Le délibéré concernant Jérôme Cahuzac, jugé pour fraude fiscale, blanchiment de fraude fiscale et minoration de sa déclaration de patrimoine lors de son arrivée au gouvernement, sera rendu le 15 mai. Condamné en première instance à trois ans de prison ferme, le parquet a requis la veille la même peine. 

par Marine Babonneaule 21 février 2018

Jérôme Cahuzac a fait appel de sa condamnation à trois ans de prison ferme car, a-t-il déclaré le premier jour de son procès, il a « peur d’aller en prison ». L’ancien ministre du budget mérite-t-il la prison pour avoir caché au Fisc, pendant vingt ans, 600 000 € déposés sur un compte suisse puis singapourien ? Doit-il aller en prison pour avoir caché 120 000 € sur le compte français de sa mère ? La prison a-t-elle un sens dans le cas de Jérôme Cahuzac ?
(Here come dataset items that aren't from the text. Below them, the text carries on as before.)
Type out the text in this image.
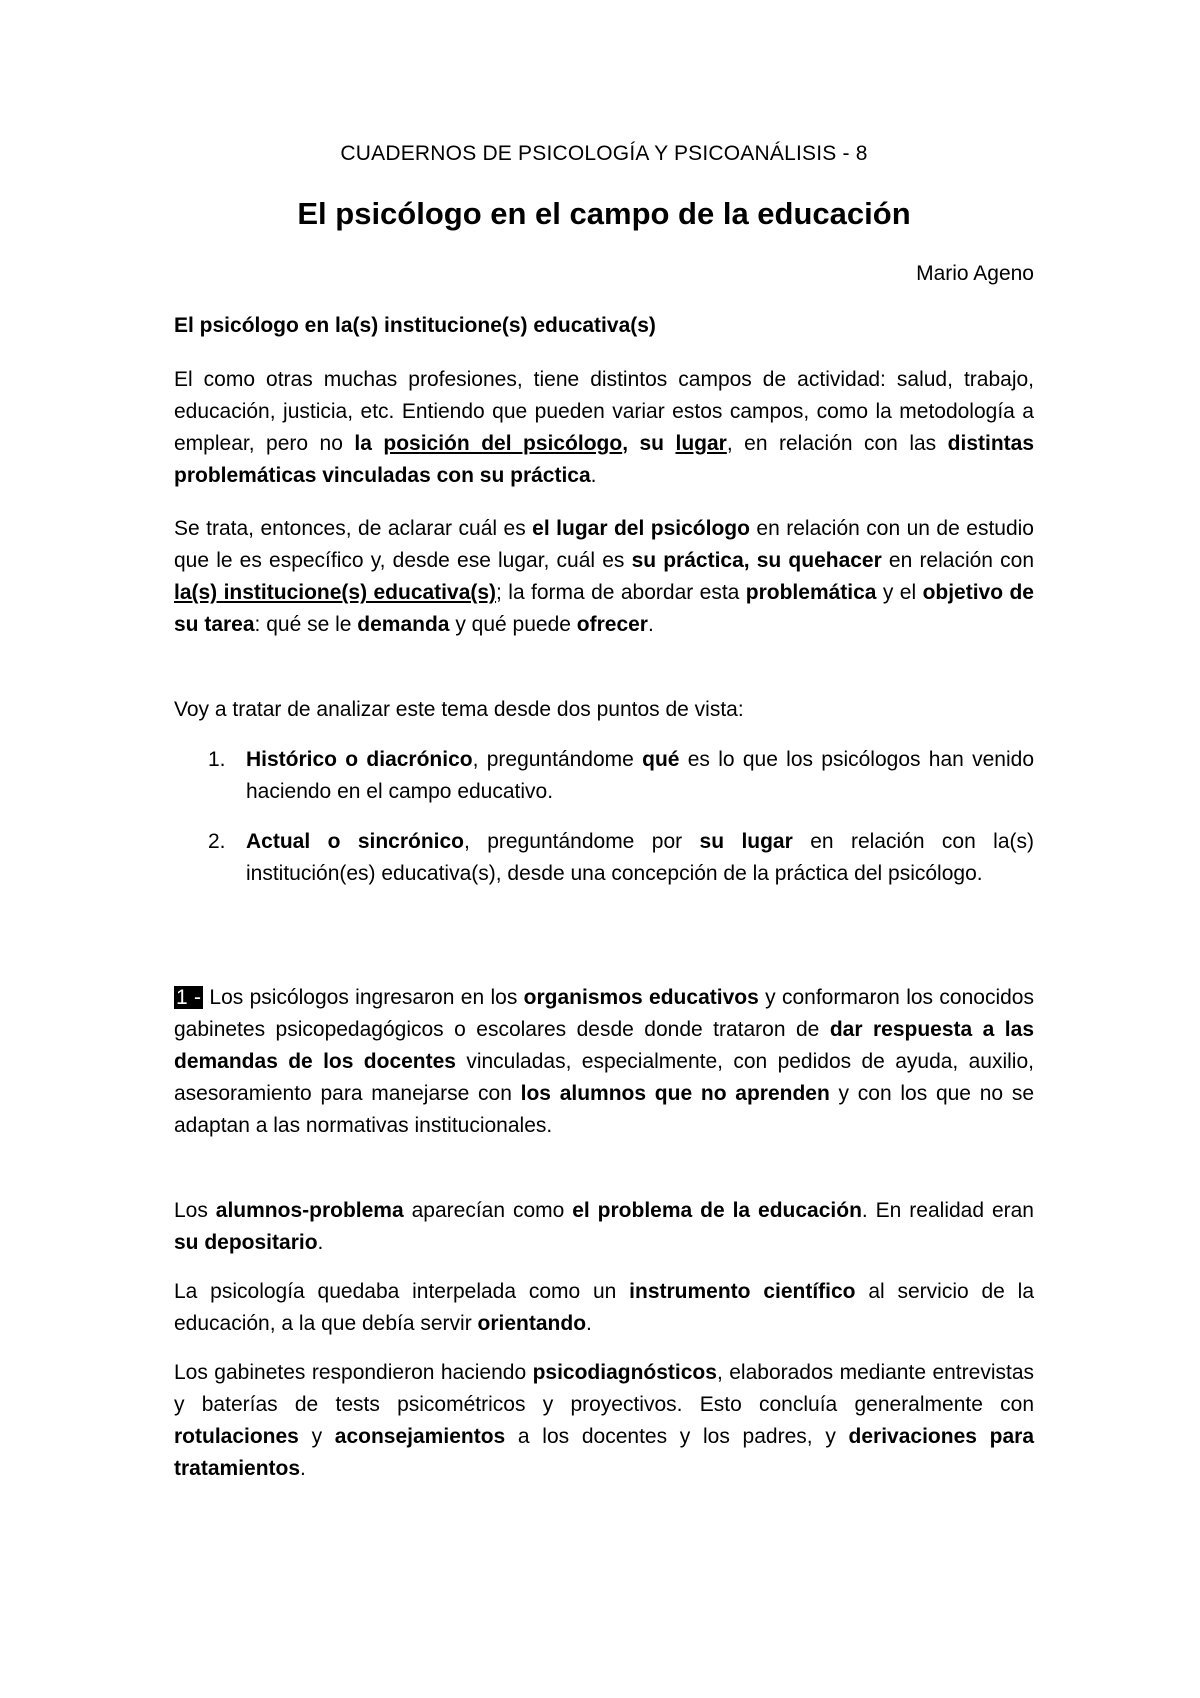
CUADERNOS DE PSICOLOGÍA Y PSICOANÁLISIS - 8
El psicólogo en el campo de la educación
Mario Ageno
El psicólogo en la(s) institucione(s) educativa(s)

El como otras muchas profesiones, tiene distintos campos de actividad: salud, trabajo, educación, justicia, etc. Entiendo que pueden variar estos campos, como la metodología a emplear, pero no la posición del psicólogo, su lugar, en relación con las distintas problemáticas vinculadas con su práctica.

Se trata, entonces, de aclarar cuál es el lugar del psicólogo en relación con un de estudio que le es específico y, desde ese lugar, cuál es su práctica, su quehacer en relación con la(s) institucione(s) educativa(s); la forma de abordar esta problemática y el objetivo de su tarea: qué se le demanda y qué puede ofrecer.

Voy a tratar de analizar este tema desde dos puntos de vista:

1. Histórico o diacrónico, preguntándome qué es lo que los psicólogos han venido haciendo en el campo educativo.

2. Actual o sincrónico, preguntándome por su lugar en relación con la(s) institución(es) educativa(s), desde una concepción de la práctica del psicólogo.

1 - Los psicólogos ingresaron en los organismos educativos y conformaron los conocidos gabinetes psicopedagógicos o escolares desde donde trataron de dar respuesta a las demandas de los docentes vinculadas, especialmente, con pedidos de ayuda, auxilio, asesoramiento para manejarse con los alumnos que no aprenden y con los que no se adaptan a las normativas institucionales.

Los alumnos-problema aparecían como el problema de la educación. En realidad eran su depositario.

La psicología quedaba interpelada como un instrumento científico al servicio de la educación, a la que debía servir orientando.

Los gabinetes respondieron haciendo psicodiagnósticos, elaborados mediante entrevistas y baterías de tests psicométricos y proyectivos. Esto concluía generalmente con rotulaciones y aconsejamientos a los docentes y los padres, y derivaciones para tratamientos.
Me Eric Dupond-Moretti le défend. « Faut-il aimer l’araignée et l’ortie pour défendre Jérôme Cahuzac ? Jérôme Cahuzac n’est pas mon ami. La première fois que je l’ai rencontré, il était planqué dans un appartement parisien, avachi sur un canapé, humilié, honteux. Je l’imaginais arrogant. (…) Je le maudissais comme citoyen, pour ses rodomontades contre les fraudeurs. Il m’a dit "Je n’ai aucune excuse". Je lui ai répondu, dans un paternalisme insupportable : "Vous n’avez tué personne". "Si, ma famille et moi-même". Jérôme Cahuzac, monsieur le président, est un homme à terre. Sa vie ne se résume pas à un mensonge et une jurisprudence », dit l’avocat taclant le réquisitoire de la veille qu’il a trouvé « gratuitement méchant » et plein de « formules » empruntées à sa bibliothèque (V. Dalloz actualité, 20 févr. 2018, art. M. Babonneau isset(node/189291) ? node/189291 : NULL, 'fragment' => isset() ? : NULL, 'absolute' => )) .'"'>189291) .

« La fracture sociale, c’est plus choquant quand on est ministre que membre du parquet »

Pour Me Dupond-Moretti, contrairement à l’avocat général, la prison n’est pas la solution qui permettrait à son client « d’avancer ». La loi « nous fait obligation d’envisager la peine sous quatre angles : la gravité de l’infraction, la personnalité du prévenu, les circonstances de l’affaire et l’équilibre social. Jérôme Cahuzac en prison, ça n’est pas une décision de justice. J’ai la faiblesse de penser qu’un homme poursuivi par la vindicte populaire doit trouver refuge dans la justice. La démarche n’est pas comment on fait pour l’envoyer en prison mais comment on fait pour ne pas l’envoyer en prison ». La gravité « intrinsèque » de l’infraction. « L’histoire du compte Rocard, bien sûr, ça ne change rien à sa responsabilité. Les faits sont prescrits. Il ne me paraît pas indifférent de préciser que Jérôme Cahuzac n’est pas l’initiateur des choses. (…) Rocard est un mentor, Rocard va proposer l’ouverture de ce compte ». À cette époque, c’est « monnaie courante », estime l’avocat qui rappelle ensuite qu’il y a eu très peu de mouvements sur le compte suisse et sur le compte de la mère de Jérôme Cahuzac. Quelques retraits – pour des « choses qui tournent autour de la famille, ce n’est pas absolutoire, mais cela correspond à des périodes précaires de sa vie » –, quelques dépôts. En vingt ans. « Il est question ici de 450 000 € de droits éludés. (…) C’est le montant des droits éludés par le couple Cahuzac. Pour lui, c’est moins de 200 000 €, avec un préjudice moral de 100 000 € pour l’État (…) ». Trois ans de prison ferme ?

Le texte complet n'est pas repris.